Ok, this wasn’t in the list but it fits in nicely here since we seem to be on a bit of a myth roll… I have added it because I still get runners on a weekly basis convinced they are injured because they are a heelstriker, or those who have forced a change from heel-strike to forefoot strike and are now wondering why their calf and Achilles are tender. My answer includes reference to a study by Peter Larson (2010), called “Foot strike patterns in Recreational Marathon Runners.” Larson and some students filmed marathon runners at the 10km (6 mile) & 32km (20 mile) point and later classified them according to their foot strike. The results were as follows:

10km (936 runners):
Heel strike: 88.9%; midfoot: 3.4%; forefoot: 1.8%; asymmetrical 5.9%

32km (286 runners):
Heel strike: 93%; Forefoot: 0%

Either all those marathon runners were doing it wrong, or somehow we have turned into a nation of forefoot wannabes. The answer is, not all heelstrikes are equal. The reason that heelstriking got a bad name is that it tends to accompany an “over-stride”, i.e. when the leading leg reaches out too far in front of you causing a landing on a either a locked-out or close-to straight knee. Over-striding has been linked to injury, but the heel-strike has nothing to do with it. Some runners land closer in front of their body and still manage to land on their heel; this form of heel striking has no association with increased risk of injury.

Myth: The wrong shoes

If there’s one thing runners love, it’s knowing if they’re wearing the right trainers. Most of you will be familiar with terms like “overpronation” and have probably been recommended shoes according to your foot/arch type . It may therefore come as a bit of a surprise to some of you to hear that many studies such as Richards (2009) “Is your prescription
of distance running shoes evidence-based?” conclude that the prescription of running shoes using this foot/arch type is not evidence-based. The problem with labelling a certain amount
of arch drop during running as “overpronation”, is that we really don’t know how much is normal. Anatomical structure and function can both vary considerably from one foot to another, so placing all runners into just three categories simply doesn’t make sense.
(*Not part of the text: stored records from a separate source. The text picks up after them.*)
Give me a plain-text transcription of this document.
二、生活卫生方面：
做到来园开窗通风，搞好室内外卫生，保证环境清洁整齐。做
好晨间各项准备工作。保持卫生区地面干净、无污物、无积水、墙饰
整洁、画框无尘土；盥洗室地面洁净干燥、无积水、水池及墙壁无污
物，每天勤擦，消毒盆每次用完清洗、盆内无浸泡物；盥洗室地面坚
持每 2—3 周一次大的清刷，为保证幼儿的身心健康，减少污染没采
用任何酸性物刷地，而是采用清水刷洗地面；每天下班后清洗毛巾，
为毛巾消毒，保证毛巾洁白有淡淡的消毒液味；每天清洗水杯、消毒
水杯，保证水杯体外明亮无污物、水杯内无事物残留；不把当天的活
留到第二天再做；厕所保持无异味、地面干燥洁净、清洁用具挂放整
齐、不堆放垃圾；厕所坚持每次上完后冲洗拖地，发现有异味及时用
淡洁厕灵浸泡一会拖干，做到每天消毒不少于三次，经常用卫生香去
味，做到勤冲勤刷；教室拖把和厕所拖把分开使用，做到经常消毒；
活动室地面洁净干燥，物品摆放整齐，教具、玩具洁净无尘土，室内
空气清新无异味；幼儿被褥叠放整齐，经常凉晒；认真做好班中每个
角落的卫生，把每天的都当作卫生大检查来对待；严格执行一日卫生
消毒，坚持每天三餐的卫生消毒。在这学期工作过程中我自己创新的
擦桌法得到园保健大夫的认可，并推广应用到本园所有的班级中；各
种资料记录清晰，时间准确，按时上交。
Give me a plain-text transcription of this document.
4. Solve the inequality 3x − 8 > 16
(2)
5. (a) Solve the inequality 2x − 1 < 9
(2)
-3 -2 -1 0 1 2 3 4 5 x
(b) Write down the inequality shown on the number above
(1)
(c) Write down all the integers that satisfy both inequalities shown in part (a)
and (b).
What the medial arch does on slow motion video is not a viable model for prescribing a running shoe. The only question runners should really ask about their shoes is: “Are they comfortable to run in?”

Myth: Magic number 180SPM

We could not end our feature about the myths of running injury without busting one of the most common myths that concerns cadence: the one that says “we should all be running at 180spm (spm = steps per minute). This myth is the result of a misinterpretation of research done by the famous running coach Jack Daniels. At the 1984 Olympics in Los Angeles, Jack Daniels noticed that the elite distance runners all ran at 180spm or more. The important part of that sentence is “or more”. Many of the elites recorded by Daniels were running above 190spm. It is also vital to note that these athletes were elite athletes, running at elite paces. Cadence varies with speed. The Jamaican sprinter, Usain Bolt, runs his 100m with a cadence of 221spm. We should never expect recreational runners, with lower paces, to run at over 180spm.